Education in Exile: Palestinians and the Hashemite Regime, 1948-1967
Mezna Qato

About the research


NAEd/Spencer Postdoctoral Fellowship

Award Year



University of Cambridge

Primary Discipline

History of Education
After the 1948 war, and the dispossession of the majority of Palestinians into Jordanian territory, an educational infrastructure was developed to accommodate refugee students. This project unpacks the consequences of education as crisis management and in so doing reveals political and social ambivalences by refugee youth as they are subjected to state attempts to de-nationalise them though they remain vested in a project of self-determination.With archival materials and oral histories, I examine how, despite intense state and international pressures, education came to be understood, framed, and enacted as a potentially emancipatory exercise by refugees. I trace evolving curriculum debates, pedagogical practices, educational built environments, and show how they came to embody the high stakes of representational power and anti-colonial possibility. However, the work weaves these debates and practices by students and teachers with those of UN and government bureaucrats, international development interlocutors, and intelligence officials and inspectors, and in so doing challenges nationalist teleology and triumphalism by grounding educational potential in refugee desires for class mobility, employment, as well as emancipation.

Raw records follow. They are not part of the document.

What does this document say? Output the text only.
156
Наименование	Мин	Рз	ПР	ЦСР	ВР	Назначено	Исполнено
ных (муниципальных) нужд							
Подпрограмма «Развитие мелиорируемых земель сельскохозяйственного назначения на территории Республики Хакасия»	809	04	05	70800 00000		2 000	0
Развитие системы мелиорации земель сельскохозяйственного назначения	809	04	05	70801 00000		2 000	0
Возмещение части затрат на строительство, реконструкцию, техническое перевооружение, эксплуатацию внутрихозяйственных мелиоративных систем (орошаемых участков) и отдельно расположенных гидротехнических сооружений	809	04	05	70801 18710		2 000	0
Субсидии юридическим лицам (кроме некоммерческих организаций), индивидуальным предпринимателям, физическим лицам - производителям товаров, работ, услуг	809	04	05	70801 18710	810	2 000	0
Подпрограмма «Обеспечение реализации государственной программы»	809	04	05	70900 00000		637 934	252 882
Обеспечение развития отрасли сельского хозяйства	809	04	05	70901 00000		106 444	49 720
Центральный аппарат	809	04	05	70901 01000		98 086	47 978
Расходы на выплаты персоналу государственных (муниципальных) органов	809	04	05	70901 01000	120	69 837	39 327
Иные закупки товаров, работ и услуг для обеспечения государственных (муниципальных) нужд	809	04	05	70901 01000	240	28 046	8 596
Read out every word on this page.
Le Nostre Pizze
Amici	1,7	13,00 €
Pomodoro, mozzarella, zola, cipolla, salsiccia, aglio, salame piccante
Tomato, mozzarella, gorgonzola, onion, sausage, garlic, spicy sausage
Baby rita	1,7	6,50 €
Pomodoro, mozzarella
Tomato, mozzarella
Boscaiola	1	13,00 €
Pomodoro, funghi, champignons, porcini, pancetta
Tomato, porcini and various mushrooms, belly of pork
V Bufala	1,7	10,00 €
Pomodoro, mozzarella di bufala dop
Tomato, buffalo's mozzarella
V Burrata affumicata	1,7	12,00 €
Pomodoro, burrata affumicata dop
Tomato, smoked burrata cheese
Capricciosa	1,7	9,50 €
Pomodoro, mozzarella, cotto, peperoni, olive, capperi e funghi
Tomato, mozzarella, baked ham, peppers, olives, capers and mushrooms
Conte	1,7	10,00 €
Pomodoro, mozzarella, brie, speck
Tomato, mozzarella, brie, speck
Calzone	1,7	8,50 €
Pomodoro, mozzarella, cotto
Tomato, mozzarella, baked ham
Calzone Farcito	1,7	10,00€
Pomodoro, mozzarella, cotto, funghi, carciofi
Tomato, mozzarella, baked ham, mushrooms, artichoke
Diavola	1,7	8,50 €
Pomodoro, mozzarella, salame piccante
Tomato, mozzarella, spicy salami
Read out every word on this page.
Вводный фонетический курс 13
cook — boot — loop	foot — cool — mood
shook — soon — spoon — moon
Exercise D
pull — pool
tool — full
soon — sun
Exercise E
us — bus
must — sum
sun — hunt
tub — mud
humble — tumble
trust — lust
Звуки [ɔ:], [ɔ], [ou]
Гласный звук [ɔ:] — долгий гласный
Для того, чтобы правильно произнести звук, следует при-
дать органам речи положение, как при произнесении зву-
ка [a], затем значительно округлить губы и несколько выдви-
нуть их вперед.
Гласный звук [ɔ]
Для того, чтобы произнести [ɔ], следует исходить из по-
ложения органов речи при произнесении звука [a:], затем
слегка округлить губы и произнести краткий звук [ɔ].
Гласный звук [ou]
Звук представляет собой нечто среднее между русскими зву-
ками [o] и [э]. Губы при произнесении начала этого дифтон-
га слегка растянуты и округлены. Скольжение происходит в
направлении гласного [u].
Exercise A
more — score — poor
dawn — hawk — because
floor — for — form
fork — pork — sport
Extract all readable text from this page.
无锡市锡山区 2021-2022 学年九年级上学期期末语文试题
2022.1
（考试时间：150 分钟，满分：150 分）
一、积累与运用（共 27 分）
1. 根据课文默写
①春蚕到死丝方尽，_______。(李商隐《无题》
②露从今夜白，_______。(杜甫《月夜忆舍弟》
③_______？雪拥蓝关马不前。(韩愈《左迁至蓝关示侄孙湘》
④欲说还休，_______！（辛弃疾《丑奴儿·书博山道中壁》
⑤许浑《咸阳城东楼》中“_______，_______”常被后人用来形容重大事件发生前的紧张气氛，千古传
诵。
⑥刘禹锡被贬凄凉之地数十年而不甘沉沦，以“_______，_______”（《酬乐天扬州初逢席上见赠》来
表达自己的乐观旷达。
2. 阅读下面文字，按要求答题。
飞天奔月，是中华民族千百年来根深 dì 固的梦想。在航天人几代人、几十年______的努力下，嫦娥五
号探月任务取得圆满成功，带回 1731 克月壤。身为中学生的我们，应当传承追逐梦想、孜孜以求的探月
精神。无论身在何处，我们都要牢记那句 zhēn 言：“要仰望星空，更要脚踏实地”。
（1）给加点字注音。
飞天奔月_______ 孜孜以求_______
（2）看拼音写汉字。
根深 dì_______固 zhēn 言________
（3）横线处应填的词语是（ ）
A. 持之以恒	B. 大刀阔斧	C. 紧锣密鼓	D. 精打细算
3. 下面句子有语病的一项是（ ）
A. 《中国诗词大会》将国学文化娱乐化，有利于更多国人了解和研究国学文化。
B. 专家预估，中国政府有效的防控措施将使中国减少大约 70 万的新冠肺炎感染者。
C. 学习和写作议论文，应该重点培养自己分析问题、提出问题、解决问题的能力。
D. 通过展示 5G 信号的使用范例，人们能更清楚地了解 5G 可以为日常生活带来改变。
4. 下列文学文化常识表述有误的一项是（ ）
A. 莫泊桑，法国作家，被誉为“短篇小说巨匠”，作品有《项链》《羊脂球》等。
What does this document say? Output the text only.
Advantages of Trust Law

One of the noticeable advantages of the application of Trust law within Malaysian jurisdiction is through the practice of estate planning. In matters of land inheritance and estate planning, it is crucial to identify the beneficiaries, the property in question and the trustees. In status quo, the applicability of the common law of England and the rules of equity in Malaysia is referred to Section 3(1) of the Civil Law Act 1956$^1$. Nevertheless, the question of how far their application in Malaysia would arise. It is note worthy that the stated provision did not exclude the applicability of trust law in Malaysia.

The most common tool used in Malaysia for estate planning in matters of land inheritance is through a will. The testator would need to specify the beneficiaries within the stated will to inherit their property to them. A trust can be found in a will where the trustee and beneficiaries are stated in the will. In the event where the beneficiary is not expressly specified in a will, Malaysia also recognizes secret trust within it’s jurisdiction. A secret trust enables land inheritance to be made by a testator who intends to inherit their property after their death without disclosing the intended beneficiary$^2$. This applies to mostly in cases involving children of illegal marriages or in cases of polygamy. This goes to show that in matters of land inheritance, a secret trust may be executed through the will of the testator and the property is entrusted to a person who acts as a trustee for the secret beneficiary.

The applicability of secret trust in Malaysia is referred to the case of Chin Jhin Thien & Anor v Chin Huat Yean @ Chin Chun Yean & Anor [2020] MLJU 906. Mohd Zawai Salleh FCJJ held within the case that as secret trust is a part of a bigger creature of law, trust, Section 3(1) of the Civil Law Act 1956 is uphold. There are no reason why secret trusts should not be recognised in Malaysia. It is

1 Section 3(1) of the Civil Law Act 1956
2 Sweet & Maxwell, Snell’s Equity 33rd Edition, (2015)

Through this work, I aim to offer a history of refugee schooling lived as a form of pedagogical fugitivity; one that seeks to make a way out from under a corrosive dyad of collective political claims versus socio-economic aspiration.
About Mezna Qato
Mezna Qato is Junior Research Fellow in the History, Politics and Culture of the Modern Middle East at King’s College, University of Cambridge. She was previously Ibrahim Abu-Lughod Fellow at the Center for Palestine Studies, Columbia University, and earned her doctorate in history from the University of Oxford. For her writing, research, artistic and archival work, she has received grants, fellowships and residencies from, among others, the British Academy, Yaddo, the National Endowment for the Arts, the Palestinian American Research Center, the Karim Rida Said Foundation, and the Fulbright Commission. Her work focuses on social histories of refugees and communities in exile. A main aspect of her work studies the formation of educational regimes for refugees, particularly in the modern Middle East, and education as a site for understanding relationships of refugee students and teachers to governments, international regimes, and each other. She is active in a variety of pedagogical, historical and community initiatives, including support of Palestinian archival and library collections. As part of the EU-funded Civitas Research collective, she is the author of the largest socio-historical database of Palestinian refugee and exile communities housed at the University of Oxford.